Not: Kullanılacak tüm malzemeler ve ders notları tarafımızdan sağlanacaktır.
Kayıt olmak için 506-5088923 numaralı telefondan benimle ya da 0505 746 7703 numaralı telefondan Dilek Hn. ile irtibata geçebilirsiniz.

Turnedeki son durak 19-20-21 Aralık tarihlerinde Diyarbakır ve Urfa... Önümüzdeki hafta onlarla ilgili duyuruyu da yapacağım.

DSC_3438_binder_banner

Devamını Oku...

03 Aralık 2011

İZMİR ANILARI

15-16 Kasım 2011 İzmir turnesinden...

İzmir'e gider gitmez en hoşuma giden şey havalimanından şehir merkezine tren olması oldu. Herhangi bir havalimanı servisine veya taksiye muhtaç olmadan toplu taşıma kullanarak uçaktan indikten yarım saat sonra Alsancak'taydım. Gerçi İzmir belediyesi neden tek bilet satmak yerine üç biletlik bir kart almaya mecbur ediyor insanı onu anlamak mümkün değil. Daha önce gittiğimde de aynı şey olmuştu. Mecburen 3 biletlik karttan almıştım. Bir bileti giderken bir bileti dönerken kullanmıştım ve kalan tek biletlik hakkım heba olmuştu. Yine aynı şey oldu. Çünkü bu üç biletlik kartın kullanma süresi bir ay.

İzmir'deki ilk günümde Selda'nın atölyesi "Şekerden Düşler"de "Pasta & Şeker Hamuru Yapımı" atölyesi vardı. Sabah gittiğimde Selda ve Ayşegül o günkü pasta siparişlerini hazırlıyor, Selda'nın oğlu da ön tarafta okul ödevini yapıyordu. Onlarla ilk defa karşılaşmama, oraya ilk defa gitmiş olmama rağmen butik bir pasta atölyesinde olmak aşina bir his. Sonra yavaş yavaş katılımcılar geldi. Pasta ve Şeker Hamuru yapımı atölyesi, temposu ve dağınıklığı en fazla olan ders olmasına rağmen Selda'nın mutfağında çok rahat çalıştık, hiç yabancılık çekmedim. Figen de gün boyunca bizimleydi. Bol bol fotoğraflarımızı çekti. Yukarıdaki fotoğraflar da onun makinesinden. (İlk gün 370 tane fotoğraf çekmesini "çaptan düşmek" olarak nitelendirip hayıflanmasından bu konuda ne kadar hevesli olduğunu anlayabilirsiniz.)
Pasta atolyesi hatirasi

Akşam üzeri diğer pastasever İzmirlilerle buluşmak için yürüyerek kordona gittik. Hava çok güzeldi, bir semtten diğerine yürüyerek gitmek çok hoşuma gitti doğrusu. O yürüyüş sırasında rastlayıp da Bergama tulumu alamadım ya ona yanarım. Bir daha da fırsatım olmadı.

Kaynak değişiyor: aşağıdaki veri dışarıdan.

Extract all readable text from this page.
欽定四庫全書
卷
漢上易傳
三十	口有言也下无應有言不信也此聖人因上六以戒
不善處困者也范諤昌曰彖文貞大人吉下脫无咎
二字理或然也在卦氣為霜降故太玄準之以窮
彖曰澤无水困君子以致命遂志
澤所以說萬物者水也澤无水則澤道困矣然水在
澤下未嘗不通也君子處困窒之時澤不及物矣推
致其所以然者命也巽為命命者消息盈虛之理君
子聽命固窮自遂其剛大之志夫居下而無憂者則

Turne şehirleri içinde buluşmayı en iyi organize ettiğimiz şehir İzmir oldu. Bunda Figen'in büyük katkısı var. İzmir'deki yemek bloğu yazarlarının birbirleri ile sürekli iletişim halinde oldukları bir grupları varmış. Bazılarını blogları vesilesi ile ismen biliyordum. Gelebilenlerle bu buluşma sayesinde yüzyüze de tanışmış oldum. Bir de blog yazarı olmayan ama turne duyurusunu yaptıktan sonra benimle irtibata geçen pastaseverler vardı. Buluşma öncesi tahmini sayımız 30 kişiye yakındı. Malesef herkes gelemedi ama yine de pek neşeli ve nispeten kalabalık bir grupla güzel bir akşam geçirdim. Saat 19:00'da kordonda buluştuk, yemek yedik, sohbet ettik. Yemekten sonra dağılırız sanmıştım ama hafta içi olmasına rağmen gece yarısına kadar oturduk. Sadece biz değil, gece soğuk olmasına rağmen herkes sokaklardaydı. Kordon boyunca cafeler var, hepsi doluydu. İzmir gerçekten rahat ve keyifli bir şehirmiş. Buluşmada Pınar, Özlem, Figen, Selda, Teiji (ki kendisi benim 44 yaşında olduğum tahmini yaparak tamiri olmaz bir gaflete düştü o gece), Aydın'dan gelen Hülya, Manisa'dan kızıyla birlikte gelen Zeynep, Şermin ve Elvan vardı.

İzmir hatirasi

Onlar evlerine, ben de kalacağım otele gitmeden önce aramızda şuna benzer bir konuşma geçti:
Şermin: Nerede kalacaksın?
Işıl: ........ Otel'de. Fuarın karşısında, 9 Eylül Meydanı'na bakıyormuş.
Teiji: Nerede kalacakmış?
Selda: Basmane'de!!
... (sessizlik, manidar bakışmalar)
Figen: Ben bizde kal demiştim.
Elvan: Yok boşver sen oteli, bu gece bize gel.
Işıl: Teşekkür ederim gideyim ben otele.
Elvan: Ama oralar biraz...
Işıl: Yok ben internette araştırdım, güzel bir otelmiş herkes pek memnun kalmış.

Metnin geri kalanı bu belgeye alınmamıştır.